The Fed-induced recovery in the real estate market continues to boost some areas of the economy, as new single-family home sales in the United States rose more than expected in April.
On Thursday, the Commerce Department reported that purchases of new homes, measured by contracts signed, increased 2.3 percent to a seasonally adjusted 454,000-unit annual pace last month, compared to the revised March rate of 444,000 units. This is the second best level since July 2008. Home sales are up 29.0 percent compared to April 2012. However, as the chart below shows, the real estate market is still well below its glory days.
The median estimate of 76 economists polled by Bloomberg only expected a gain of 425,000 units. Meanwhile, another survey by Reuters also called for 425,000 units.
The Commerce Department also reported the median sales price of new houses sold in April 2013 was $271,600, the highest level on record. The average sales price came in at $330,800. Although low interest rates and inventory levels have been supporting the real estate market, the average sales price of $279,900 in March was the lowest since June 2012.

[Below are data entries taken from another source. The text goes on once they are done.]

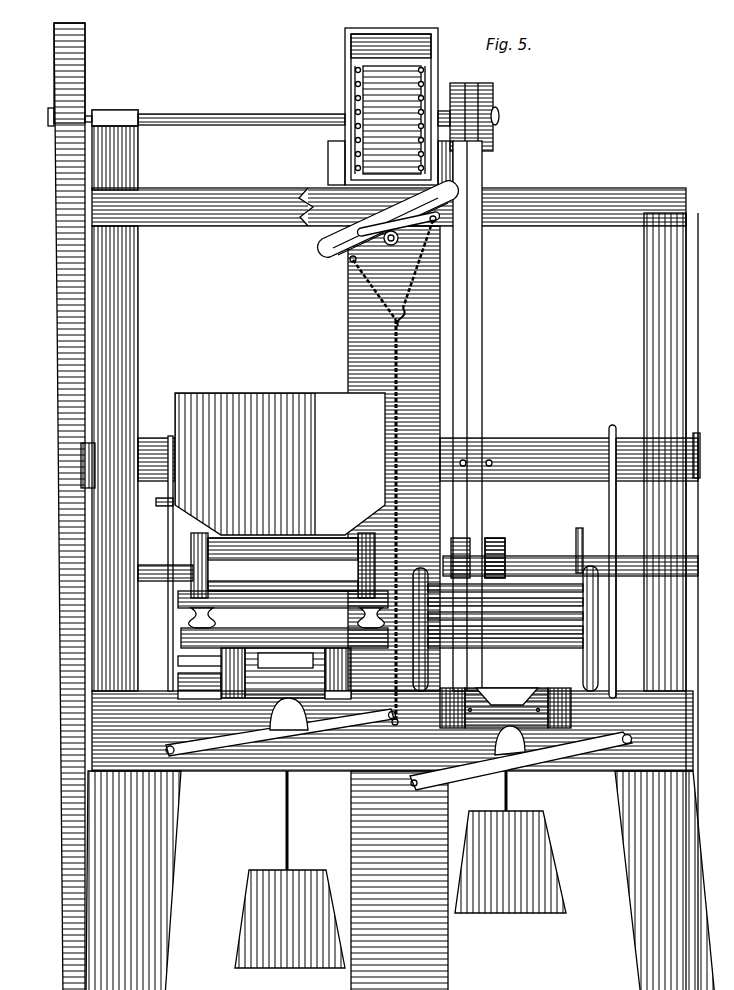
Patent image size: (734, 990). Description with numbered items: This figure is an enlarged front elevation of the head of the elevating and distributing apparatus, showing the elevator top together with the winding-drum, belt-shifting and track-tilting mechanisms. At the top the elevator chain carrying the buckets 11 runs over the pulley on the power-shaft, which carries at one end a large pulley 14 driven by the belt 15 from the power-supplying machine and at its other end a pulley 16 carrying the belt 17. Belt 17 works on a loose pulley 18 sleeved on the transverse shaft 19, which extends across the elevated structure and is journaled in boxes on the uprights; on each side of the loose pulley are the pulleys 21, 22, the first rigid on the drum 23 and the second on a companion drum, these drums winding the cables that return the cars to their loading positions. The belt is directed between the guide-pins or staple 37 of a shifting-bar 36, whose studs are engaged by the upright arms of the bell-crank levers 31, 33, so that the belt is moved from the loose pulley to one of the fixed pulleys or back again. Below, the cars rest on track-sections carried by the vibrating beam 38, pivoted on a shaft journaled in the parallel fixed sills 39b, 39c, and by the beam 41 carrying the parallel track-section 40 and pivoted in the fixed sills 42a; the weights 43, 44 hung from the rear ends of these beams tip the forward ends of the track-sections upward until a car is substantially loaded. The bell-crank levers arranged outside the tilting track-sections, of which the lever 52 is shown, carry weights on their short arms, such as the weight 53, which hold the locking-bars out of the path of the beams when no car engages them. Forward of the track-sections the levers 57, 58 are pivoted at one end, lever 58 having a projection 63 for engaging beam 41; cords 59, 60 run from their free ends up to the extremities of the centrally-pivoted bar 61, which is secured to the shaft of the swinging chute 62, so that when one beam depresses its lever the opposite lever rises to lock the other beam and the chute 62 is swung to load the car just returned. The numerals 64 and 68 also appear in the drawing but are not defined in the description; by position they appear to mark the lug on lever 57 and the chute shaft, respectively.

The buckets 11 is at (280, 465).
The large pulley 14 is at (78, 30).
The belt 15 is at (52, 266).
The pulley 16 is at (487, 93).
The belt 17 is at (474, 335).
The loose pulley 18 is at (222, 107).
The transverse shaft 19 is at (150, 560).
The pulley 21 is at (495, 535).
The pulley 22 is at (452, 530).
The drum 23 is at (528, 550).
The bell-crank lever 31 is at (600, 486).
The bell-crank lever 33 is at (168, 612).
The shifting-bar 36 is at (519, 433).
The guide-pins or staple 37 is at (483, 456).
The vibrating beam 38 is at (505, 647).
The guide block 39b is at (454, 708).
The guide block 39c is at (561, 708).
The track-section 40 is at (283, 565).
The beam 41 is at (264, 673).
The fixed sills 42a is at (264, 702).
The weight 43 is at (510, 842).
The weight 44 is at (290, 869).
The bell-crank lever 52 is at (609, 507).
The weight 53 is at (160, 516).
The lever 57 is at (535, 752).
The lever 58 is at (280, 739).
The cord 59 is at (395, 729).
The cord 60 is at (386, 666).
The centrally-pivoted bar 61 is at (428, 209).
The swinging chute 62 is at (388, 219).
The projection 63 is at (289, 714).
The lever 64 is at (521, 758).
The chain 68 is at (428, 250).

The seasonally adjusted estimate of new houses for sale at the end of April was 156,000 units. This represents a supply of 4.1 months at the current sales rate, near record lows. The all-time high for supply hit 12.1 months in January 2009.
Shortly after the report, housing-related stocks such as Home Depot (NYSE:HD) and Lowe’s (NYSE:LOW) dropped about 1.5 percent. However, home builders such as Toll Brothers (NYSE:TOL) and Lennar (NYSE:LEN) both climbed higher.